Fig 3. ASPH upregulated the expression of cyclin D1 expression and accelerated cell proliferation.

(A) Relative CCND1 mRNA expression in H1, RBE, SSP25, and ETK1 cells infected with lentivirus containing shLuc or shASPH. (B) Immunoblotting of ASPH, cyclin D1, and intracellular domain of Notch1 (ICN) in RBE-shLuc, RBE-shASPH, ETK1-shLuc, and ETK1-shASPH transfected cells with or without overexpression of ICN. (C) Relative cell proliferation in RBE-shLuc, RBE-shASPH, ETK1-shLuc, and ETK1-shASPH in the presence or absence of 10 μM of the γ-secretase inhibitor DAPT using the MTT assay. (D) Relative cell proliferation rate in RBE-shLuc, RBE-shASPH, RBE-shASPH transfected cells overexpressing ICN. ***, p <0.001; **, p <0.01; *, p <0.05.

Fig 4. Functional characterization of a SMI, MO-I-1151 on CCA phenotype.

Relative cell proliferation rates were measured using MTT assay at day 0, 1, 3, and 5 in RBE and SSP25 cells (A). (B) Migrated cell numbers were determined in RBE and SSP25 in the presence or absence of 5 μM MO-I-1151. (C) Colony formation in soft agar was determined in H1 cells treated with or without MO-I-1151 at 5 μM. (D) Formation of CSC spheres were determined in H1 cells treated with DMSO or 5 μM MO-I-1151. (E) MO-I-1151 also increased caspase 3 cleavage in ETK1 and RBE cells. ***, p <0.001; *, p <0.05.

Fig 5. Anti-tumor effects of targeting ASPH in a rat intrahepatic CCA model of intrahepatic growth as well as subcutaneous tumor growth in nude mice xenograft with a human H1 CCA cell line.
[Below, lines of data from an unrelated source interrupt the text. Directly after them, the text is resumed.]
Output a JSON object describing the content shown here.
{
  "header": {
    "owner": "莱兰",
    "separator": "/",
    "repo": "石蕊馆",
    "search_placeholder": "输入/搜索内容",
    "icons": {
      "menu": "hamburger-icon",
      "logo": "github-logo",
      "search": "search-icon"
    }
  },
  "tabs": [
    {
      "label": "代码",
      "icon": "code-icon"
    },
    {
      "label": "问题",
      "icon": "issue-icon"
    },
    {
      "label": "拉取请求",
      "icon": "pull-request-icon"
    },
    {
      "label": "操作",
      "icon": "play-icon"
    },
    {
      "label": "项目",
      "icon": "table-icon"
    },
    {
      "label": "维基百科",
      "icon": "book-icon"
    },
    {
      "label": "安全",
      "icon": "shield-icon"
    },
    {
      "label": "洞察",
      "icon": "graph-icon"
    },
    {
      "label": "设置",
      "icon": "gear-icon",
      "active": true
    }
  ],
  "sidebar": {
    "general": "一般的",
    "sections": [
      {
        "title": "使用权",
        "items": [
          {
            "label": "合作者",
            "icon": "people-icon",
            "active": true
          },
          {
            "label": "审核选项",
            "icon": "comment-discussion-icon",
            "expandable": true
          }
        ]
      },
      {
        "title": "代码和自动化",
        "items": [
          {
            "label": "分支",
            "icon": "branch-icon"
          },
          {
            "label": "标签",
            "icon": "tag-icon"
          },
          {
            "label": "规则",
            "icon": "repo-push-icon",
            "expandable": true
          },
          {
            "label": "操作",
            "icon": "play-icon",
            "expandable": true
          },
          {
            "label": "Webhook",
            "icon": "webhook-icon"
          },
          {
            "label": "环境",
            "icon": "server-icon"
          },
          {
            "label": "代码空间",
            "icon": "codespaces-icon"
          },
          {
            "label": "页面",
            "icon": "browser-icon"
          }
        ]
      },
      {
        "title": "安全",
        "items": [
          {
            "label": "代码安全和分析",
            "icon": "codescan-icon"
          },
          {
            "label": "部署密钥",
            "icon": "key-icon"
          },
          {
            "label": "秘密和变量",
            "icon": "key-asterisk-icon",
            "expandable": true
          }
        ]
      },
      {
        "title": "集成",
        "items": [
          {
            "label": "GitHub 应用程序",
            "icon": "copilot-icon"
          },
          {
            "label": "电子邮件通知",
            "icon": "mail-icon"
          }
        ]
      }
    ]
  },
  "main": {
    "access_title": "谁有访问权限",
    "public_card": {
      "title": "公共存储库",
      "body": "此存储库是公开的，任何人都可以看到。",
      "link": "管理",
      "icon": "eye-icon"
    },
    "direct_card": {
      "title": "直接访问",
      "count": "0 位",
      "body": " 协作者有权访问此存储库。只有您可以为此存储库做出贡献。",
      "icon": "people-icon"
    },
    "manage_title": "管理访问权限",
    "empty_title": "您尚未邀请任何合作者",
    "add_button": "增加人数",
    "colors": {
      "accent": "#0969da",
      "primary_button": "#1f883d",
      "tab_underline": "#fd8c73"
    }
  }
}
(A) Gross morphology and histology (H&E staining) of rat livers inoculated with BDE-Neu-CL#24-shRNA-luciferase (shLuc) or BDE-Neu-CL#24-shRNA-ASPH (shASPH). (B) Tumor volume in rat livers of BDE-Neu cell clone (#24) generated intrahepatic CCA tumors. (C) (Upper) Expression of ASPH, activated Notch1, HES1, and HEY1 in shLuc and shASPH treated in BDE-Neu-CL#24 generated tumors. (Lower) Relative expression abundance was shown by the density measurements. (D) (Upper) Representative IHC images of activated Notch1 in shLuc and shASPH treated rat intrahepatic CCA. (Lower) Number of positive nuclei containing an activated Notch1 signal was calculated. (E) H1 xenograft tumor growth rate and progression was determined in nude mice receiving DMSO or MO-I-1151 treatment every other day at 25 mg/kg. **, p <0.01; *, p <0.05.